James Crumbley wants new trial after Oxford High School shooting conviction
Oxford school shooter's father seeks a new trial
James Crumbley is seeking a new trial, with his attorneys arguing in court Friday deals the prosecution made with key witnesses guaranteed he wouldn't have a chance during his involuntary manslaughter trial years earlier.
OXFORD, Mich. (FOX 2) - James Crumbley, the father of the Oxford High School shooter, is requesting a new trial after he was sentenced to 10-15 years in prison.
A judge sentenced both James and his wife, Jennifer, to prison after juries convicted them of four counts of involuntary manslaughter stemming from the Oxford High School shooting.
Meanwhile, their son was sentenced to life without parole after pleading guilty to a long list of charges.
James appeared in court Friday as his attorney and prosecutors argued for and against a new trial, respectively.
Judge Cheryl Matthews said she expects to issue a response to the request within a month.

James Crumbley at his criminal trial on March 7, 2024
The backstory:
James and Jennifer's son brought a gun to school and killed four classmates on Nov. 30, 2021, when he was 15.
After the shooting, the parents fled to Detroit, where they were found hiding in an art studio.
As James' case moved through the court system, it was revealed that he purchased his son a handgun as a Christmas gift just days before the deadly shooting. That firearm was kept unlocked in the family's home.
The parents also declined to bring their son home from school after they were called to the school just before the shooting. According to court testimony, school employees reached out to them after discovering violent drawings their son drew on a worksheet. This followed their son getting caught looking up bullets while in class.
Jennifer seeks new trial
Jennifer is also seeking a new trial.
Dig deeper:
Jennifer's attorney, Michael Dezi, argues that the prosecution committed a violation by not revealing a proffer agreement between the prosecutor's office and two key witnesses in the case. According to Dezsi, he believes the proffers provided immunity to school employees Nick Ejak and Shawn Hopkins, despite the prosecution saying they did not.
Ejak and Hopkins met with the Crumbleys just hours before the school shooting on Nov. 30, 3021, after their son drew disturbing images on a worksheet. They testified about that meeting.
Dezsi said the testimony, which he argued was largely subjective, helped convict his client.

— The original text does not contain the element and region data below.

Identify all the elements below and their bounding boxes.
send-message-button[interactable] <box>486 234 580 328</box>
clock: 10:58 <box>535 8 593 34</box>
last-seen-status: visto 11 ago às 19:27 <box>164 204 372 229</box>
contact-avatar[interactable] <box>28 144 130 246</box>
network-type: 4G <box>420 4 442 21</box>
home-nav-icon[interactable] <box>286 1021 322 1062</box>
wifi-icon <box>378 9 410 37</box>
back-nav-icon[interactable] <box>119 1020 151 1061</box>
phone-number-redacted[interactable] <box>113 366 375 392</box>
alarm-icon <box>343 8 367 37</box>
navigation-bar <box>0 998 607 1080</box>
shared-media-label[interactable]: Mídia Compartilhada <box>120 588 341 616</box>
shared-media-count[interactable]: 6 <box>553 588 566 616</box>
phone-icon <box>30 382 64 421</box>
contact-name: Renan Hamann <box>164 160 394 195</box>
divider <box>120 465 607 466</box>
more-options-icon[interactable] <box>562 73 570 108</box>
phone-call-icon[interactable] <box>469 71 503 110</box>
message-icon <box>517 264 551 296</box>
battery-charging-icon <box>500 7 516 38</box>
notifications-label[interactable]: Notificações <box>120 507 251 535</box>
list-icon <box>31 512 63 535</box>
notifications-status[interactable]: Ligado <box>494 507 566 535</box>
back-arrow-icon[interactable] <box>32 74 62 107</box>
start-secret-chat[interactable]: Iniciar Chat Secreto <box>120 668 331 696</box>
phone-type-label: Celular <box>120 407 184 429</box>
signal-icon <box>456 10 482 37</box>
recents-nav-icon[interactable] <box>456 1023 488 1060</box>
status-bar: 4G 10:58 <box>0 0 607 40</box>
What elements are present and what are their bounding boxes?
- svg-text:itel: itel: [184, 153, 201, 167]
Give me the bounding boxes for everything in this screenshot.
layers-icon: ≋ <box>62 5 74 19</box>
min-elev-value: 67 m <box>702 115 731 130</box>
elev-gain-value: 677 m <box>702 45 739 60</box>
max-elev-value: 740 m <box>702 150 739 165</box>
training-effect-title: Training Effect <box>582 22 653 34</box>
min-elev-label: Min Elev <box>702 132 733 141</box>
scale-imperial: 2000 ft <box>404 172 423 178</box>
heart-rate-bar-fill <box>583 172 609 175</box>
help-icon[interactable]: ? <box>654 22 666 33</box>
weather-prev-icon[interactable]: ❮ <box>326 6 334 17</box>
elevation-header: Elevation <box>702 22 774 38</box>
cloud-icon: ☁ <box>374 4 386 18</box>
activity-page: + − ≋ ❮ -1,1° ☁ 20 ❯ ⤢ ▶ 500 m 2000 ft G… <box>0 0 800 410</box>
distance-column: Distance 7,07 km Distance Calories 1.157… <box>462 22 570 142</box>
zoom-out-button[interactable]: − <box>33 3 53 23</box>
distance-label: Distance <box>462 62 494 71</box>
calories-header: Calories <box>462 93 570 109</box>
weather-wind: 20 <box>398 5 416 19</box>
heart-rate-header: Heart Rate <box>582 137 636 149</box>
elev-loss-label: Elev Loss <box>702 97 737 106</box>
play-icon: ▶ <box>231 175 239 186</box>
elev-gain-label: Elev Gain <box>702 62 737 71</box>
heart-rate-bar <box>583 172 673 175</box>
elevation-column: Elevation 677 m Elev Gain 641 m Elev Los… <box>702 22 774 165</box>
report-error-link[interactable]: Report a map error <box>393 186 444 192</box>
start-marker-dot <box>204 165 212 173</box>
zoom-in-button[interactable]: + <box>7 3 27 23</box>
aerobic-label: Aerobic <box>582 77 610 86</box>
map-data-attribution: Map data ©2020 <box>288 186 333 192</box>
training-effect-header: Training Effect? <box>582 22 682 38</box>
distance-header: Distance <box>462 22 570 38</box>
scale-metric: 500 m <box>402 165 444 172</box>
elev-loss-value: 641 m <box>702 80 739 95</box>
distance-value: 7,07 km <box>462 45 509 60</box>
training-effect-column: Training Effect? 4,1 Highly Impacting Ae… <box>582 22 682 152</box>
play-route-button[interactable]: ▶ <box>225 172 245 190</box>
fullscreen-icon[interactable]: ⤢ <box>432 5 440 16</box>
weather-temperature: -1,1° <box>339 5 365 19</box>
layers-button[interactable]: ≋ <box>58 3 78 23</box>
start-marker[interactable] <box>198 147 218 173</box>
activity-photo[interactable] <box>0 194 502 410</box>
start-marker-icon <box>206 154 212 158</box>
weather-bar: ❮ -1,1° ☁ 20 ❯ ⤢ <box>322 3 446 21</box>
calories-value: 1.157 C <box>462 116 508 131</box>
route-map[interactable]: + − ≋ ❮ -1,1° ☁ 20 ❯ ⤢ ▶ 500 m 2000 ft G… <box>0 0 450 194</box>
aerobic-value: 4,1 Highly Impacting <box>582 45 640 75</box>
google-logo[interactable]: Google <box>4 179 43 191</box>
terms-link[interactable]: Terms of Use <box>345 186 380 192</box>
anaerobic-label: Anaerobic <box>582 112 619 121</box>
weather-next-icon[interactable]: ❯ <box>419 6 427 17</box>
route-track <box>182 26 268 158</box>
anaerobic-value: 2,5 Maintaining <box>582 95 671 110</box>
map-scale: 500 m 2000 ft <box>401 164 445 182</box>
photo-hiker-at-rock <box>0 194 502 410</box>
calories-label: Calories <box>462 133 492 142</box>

"This is Mr. Ejak testifying that he had an expectation that they would be leaving from the meeting with their son. He said, ‘It seems a little odd based on my experiences,’" Dezsi said. "So, they were trying to lay a predicate that would satisfy the gross negligence standard that didn't come from anywhere else in the trial, because that meeting is where the prosecutors say Mrs. Crumbley should have done something or taken her son."
Judge Cheryl Matthews pushed back on this claim, saying that Jennifer confirmed what happened in that meeting during her own testimony.
"There's no evidence contradicting what they said, and your client's testimony matches what they said," Matthews said.
Dezsi also expressed concerns that the prosecution did not share that Ejak and Hopkins would not be charged until after the Crumbleys were convicted.
"When you have an issue situation like this, these witnesses are going to do what they need to do. They're going to say, ‘Oh, I think they want me to be a little bit more helpful, I think they want me to establish this fact a little better,’" Dezsi said.
James' defense has referenced the same reasons for why he should receive a new trial or be acquitted.
Jennifer also sought to have the Oakland County prosecutor removed from her case, a motion that was denied.
The other side:
Prosecutor Marc Keast argued that Ejak and Hopkins were not offered anything in exchange for their testimony.
"There was no immunity," he said. "Nothing was offered for testimony."
The prosecutor said that his office spoke to Ejak and Hopkins after the shooting but did not intend to call Ejak to the stand. The decision to subpoena him to testify was only made after Jennifer's attorney during trial, Shannon Smith, expressed that she was going to call him to the stand, Keast argued.
Keast also said that Jennifer was convicted based on evidence of her actions - not what Ejak or Hopkins said.
"Jennifer Crumbley was convicted based upon her level of gross negligence because she was the cause of these four deaths and because what her son did was reasonably foreseeable to her. Nobody else. Her," he said. "Their subjective thoughts and views of that meeting have zero bearing on this case."
Though Dezsi said the testimony from the school employees was key in getting a jury to convict Jennifer, Keast argued that it wasn't.
"Our prosecution never hinged upon any perceived or real liability on behalf of Shawn Hopkins or Nick Ejak," he said. "Should they be successfully sued or successfully prosecuted some point in the future, that would have zero impact on Jennifer Crumbley's convictions because she was convicted based upon what she didn't tell anybody, what she what she knew, what she didn't do."
The Source: Court records and previous FOX 2 stories were used to report this story.